- Me encuentro perdido y no se qué camino seguir ahora - insistieron las palabras -. Dime hacia dónde dirigir mis pasos en esta sociedad que se muestra desconcertada, huérfana de valores en un mundo que se transforma deprisa, sin dar tregua ni marcha atrás -. Y el sentir se reveló:
- El mundo sigue su lenta transformación, somos los hombres quienes avanzamos más deprisa. Por lo tanto, la tregua que necesitamos está en nosotros mismos, pues sólo nuestro es el ritmo que imprimimos a la vida. Atrás quedaron los tiempos primitivos, donde las transformaciones naturales condicionaban la evolución y el desarrollo de la especie humana. Somos ahora nosotros, precisamente, quienes influimos más directamente sobre el medio natural, por lo que sí existe la razón para el sosiego necesario que nos permita recapacitar, reflexionar sobre lo que nos conviene. Es verdad que el mundo no da marcha atrás en sus transformaciones.
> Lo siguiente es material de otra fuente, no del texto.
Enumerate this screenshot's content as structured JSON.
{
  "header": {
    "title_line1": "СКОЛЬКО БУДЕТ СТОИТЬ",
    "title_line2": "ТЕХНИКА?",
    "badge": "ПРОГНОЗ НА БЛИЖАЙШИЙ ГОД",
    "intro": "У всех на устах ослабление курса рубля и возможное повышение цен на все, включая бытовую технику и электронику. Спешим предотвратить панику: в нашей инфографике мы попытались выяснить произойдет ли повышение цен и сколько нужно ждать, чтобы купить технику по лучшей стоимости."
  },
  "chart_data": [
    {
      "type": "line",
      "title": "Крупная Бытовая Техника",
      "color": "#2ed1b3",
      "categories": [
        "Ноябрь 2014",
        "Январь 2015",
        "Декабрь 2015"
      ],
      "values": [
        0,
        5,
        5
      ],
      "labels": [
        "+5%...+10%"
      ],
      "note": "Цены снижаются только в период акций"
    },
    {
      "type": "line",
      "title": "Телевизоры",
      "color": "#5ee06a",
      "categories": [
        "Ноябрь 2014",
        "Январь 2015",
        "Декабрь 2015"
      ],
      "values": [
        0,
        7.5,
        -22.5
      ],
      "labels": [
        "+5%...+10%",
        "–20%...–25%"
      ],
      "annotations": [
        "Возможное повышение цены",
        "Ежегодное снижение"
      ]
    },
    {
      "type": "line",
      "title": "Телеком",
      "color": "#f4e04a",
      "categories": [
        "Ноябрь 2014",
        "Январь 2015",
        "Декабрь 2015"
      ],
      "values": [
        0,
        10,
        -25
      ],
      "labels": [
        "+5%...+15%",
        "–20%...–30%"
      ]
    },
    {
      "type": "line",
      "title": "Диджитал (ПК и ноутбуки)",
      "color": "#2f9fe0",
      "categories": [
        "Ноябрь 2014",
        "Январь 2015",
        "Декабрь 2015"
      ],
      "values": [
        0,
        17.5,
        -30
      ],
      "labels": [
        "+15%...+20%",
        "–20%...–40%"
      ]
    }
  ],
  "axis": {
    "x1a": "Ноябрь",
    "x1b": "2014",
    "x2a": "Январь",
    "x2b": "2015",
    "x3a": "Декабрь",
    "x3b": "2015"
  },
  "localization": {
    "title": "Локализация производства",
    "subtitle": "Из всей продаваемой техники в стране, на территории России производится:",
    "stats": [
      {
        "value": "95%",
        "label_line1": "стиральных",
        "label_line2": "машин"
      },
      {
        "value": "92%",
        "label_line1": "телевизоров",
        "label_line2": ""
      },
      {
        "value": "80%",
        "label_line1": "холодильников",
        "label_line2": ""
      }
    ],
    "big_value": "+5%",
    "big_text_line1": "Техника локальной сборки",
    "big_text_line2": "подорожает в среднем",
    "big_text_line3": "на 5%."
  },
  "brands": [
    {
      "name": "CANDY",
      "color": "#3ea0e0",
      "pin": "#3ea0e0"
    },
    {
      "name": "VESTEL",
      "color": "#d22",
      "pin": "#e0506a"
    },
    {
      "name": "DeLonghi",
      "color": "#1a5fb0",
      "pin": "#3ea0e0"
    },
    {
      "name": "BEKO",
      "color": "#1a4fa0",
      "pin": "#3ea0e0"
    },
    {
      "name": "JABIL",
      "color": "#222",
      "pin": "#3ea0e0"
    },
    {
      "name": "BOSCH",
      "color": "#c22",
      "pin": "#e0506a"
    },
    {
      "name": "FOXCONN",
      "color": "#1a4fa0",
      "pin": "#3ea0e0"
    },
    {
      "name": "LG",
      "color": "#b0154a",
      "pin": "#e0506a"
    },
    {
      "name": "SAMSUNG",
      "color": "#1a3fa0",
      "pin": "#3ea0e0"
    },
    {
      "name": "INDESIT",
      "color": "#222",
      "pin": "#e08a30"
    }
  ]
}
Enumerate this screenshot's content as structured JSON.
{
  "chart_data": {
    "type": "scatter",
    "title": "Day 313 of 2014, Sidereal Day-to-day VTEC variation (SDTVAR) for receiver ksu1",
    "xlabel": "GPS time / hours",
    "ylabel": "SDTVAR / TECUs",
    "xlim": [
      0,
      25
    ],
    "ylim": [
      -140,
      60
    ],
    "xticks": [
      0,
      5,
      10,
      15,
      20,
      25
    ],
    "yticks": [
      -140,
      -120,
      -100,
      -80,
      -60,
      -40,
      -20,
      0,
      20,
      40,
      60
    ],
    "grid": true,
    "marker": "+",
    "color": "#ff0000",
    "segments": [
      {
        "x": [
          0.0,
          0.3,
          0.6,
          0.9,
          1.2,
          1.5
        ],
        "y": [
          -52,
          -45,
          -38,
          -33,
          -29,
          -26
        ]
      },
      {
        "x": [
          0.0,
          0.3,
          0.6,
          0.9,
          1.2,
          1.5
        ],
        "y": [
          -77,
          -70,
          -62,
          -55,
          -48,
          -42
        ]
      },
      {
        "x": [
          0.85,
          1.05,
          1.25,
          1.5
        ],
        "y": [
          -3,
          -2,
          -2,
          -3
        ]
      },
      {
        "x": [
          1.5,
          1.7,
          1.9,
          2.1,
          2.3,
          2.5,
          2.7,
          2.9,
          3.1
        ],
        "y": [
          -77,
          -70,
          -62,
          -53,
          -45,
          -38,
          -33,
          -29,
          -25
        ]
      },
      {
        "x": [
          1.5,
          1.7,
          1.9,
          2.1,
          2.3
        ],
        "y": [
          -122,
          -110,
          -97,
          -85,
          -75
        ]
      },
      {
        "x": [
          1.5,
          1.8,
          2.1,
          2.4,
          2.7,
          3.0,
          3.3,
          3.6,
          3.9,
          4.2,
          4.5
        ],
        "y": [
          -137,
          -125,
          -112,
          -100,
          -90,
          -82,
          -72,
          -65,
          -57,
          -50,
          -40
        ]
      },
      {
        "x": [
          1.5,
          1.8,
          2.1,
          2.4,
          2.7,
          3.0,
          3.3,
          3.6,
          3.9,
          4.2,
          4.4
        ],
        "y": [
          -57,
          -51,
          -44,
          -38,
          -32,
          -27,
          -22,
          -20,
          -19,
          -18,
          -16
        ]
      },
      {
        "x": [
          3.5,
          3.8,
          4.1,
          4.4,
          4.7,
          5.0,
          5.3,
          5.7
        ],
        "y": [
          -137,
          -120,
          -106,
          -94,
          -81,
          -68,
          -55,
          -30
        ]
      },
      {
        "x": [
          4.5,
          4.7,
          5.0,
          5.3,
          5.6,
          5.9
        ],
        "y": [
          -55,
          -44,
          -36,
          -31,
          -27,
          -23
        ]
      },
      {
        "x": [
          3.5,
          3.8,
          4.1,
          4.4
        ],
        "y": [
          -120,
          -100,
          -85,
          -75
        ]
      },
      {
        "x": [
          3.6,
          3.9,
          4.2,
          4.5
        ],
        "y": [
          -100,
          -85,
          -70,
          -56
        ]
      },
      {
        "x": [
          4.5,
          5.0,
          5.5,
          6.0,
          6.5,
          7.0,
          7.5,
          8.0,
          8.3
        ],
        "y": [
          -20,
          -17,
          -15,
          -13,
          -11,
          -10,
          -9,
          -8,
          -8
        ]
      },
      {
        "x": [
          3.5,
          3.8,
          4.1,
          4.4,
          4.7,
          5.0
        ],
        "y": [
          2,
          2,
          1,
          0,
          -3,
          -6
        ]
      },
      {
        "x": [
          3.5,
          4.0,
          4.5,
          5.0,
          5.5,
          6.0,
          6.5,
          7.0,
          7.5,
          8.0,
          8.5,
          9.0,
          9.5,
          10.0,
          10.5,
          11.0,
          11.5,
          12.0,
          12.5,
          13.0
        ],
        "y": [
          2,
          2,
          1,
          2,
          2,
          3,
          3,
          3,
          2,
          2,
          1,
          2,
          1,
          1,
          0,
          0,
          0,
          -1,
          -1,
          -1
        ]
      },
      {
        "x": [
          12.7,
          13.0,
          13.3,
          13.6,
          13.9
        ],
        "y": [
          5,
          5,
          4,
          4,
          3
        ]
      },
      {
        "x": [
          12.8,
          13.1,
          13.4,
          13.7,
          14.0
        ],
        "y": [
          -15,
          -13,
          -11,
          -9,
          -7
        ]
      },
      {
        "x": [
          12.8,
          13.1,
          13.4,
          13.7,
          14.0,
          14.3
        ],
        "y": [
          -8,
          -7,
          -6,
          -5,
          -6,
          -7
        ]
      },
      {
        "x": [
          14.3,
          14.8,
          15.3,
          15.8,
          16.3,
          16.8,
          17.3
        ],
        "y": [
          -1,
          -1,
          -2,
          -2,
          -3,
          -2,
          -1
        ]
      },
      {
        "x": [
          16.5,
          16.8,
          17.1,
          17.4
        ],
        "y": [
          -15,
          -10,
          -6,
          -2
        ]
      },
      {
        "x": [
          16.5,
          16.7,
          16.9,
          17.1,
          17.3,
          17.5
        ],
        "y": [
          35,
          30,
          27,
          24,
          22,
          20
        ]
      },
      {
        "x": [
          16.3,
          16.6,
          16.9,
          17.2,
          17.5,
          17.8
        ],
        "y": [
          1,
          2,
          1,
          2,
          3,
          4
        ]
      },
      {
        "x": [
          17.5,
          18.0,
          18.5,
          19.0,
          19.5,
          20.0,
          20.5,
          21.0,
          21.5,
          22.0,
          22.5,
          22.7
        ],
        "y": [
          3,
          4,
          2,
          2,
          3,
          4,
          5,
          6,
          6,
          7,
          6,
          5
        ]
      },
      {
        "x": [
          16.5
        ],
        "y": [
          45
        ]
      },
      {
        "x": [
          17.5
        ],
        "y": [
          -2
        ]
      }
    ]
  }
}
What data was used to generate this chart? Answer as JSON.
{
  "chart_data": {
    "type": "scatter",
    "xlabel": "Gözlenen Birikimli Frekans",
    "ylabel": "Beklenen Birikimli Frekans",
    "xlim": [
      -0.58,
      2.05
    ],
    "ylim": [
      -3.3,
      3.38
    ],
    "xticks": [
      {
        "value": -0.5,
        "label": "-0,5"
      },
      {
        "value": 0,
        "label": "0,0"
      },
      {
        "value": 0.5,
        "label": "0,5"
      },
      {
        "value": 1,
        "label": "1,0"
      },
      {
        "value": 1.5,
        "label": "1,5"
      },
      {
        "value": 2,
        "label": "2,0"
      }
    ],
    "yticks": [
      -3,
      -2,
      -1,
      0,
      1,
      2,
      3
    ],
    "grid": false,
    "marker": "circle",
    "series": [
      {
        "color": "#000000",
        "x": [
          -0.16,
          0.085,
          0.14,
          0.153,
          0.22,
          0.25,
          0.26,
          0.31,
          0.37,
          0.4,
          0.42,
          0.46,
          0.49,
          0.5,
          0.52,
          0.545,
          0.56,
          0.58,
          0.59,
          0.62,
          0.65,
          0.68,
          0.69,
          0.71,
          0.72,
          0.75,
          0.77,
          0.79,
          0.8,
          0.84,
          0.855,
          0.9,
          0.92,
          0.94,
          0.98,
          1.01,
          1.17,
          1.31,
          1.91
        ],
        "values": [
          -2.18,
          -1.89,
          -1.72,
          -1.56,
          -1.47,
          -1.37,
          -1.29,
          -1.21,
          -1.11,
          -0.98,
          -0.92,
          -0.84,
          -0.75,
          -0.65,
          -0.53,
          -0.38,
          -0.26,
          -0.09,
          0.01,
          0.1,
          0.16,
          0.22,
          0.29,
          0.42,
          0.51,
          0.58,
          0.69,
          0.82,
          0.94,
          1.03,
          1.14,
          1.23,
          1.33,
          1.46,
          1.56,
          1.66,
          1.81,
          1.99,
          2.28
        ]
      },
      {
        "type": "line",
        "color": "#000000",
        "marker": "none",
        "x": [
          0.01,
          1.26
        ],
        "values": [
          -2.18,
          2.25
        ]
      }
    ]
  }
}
Pongamos entonces las grandes capacidades que nos asisten en el fabuloso reto de expansionar nuestra civilización a otros mundos, ya que éste se ha quedado pequeño para nuestras pretensiones.
- No desaparecen nunca los valores auténticos, aquellos que llevan siempre al triunfo del ser humano, pues sobre ellos se asientan los principios básicos de su organización social, que le permiten, a pesar del desastre, resurgir de nuevo. Y no envejecen, ni se pierden, pues nacen de su sentimiento para reinar sobre el resto de las especies y alumbrar su porvenir.
Somos los hombres los que deliberadamente nos apartamos de los valores aprendidos, transmitidos de generación en generación, por herencia genética, para entregarnos al individualismo que nuestra vanidad alimenta.
Olvidamos, más por soberbia que por ignorancia, que nuestra individualidad se disuelve en la totalidad de las cosas para permitir que el mundo sea completo, y que sólo la cesión de nuestra individualidad, entera, sin reservas ni condicionantes al resto que nos rodea, posibilita su realización verdadera.
Estamos hechos para explosionar y expandirnos, no para contenernos. En la explosión está nuestro origen, y expandirnos es la razón.
Cada vez que nos volcamos en nuestra individualidad para darnos cosas, para poseerlas, nos estamos conteniendo, y al hacerlo nos apartamos de los principios, de los cimientos de nuestra civilización.
Nuestras individualidades, fuera de la auto-complacencia y puestas al servicio de la contribución social, propician los cambios necesarios al tiempo que aportan felicidad individual y colectiva. Sólo aquello que hacemos por otros contribuye a afianzarnos; aquello que sólo sacia nuestra ansiedad nos hace débiles y decadentes.
No fracasan los valores, son los hombres quienes lo hacen cuando de ellos se apartan.
Los valores no envejecen, son inalterables y eternos y sirven de luz a las generaciones, pues nunca conducen al fracaso, al espejismo inútil que el deseo de ser, por encima de todo, arrastra a los hombres.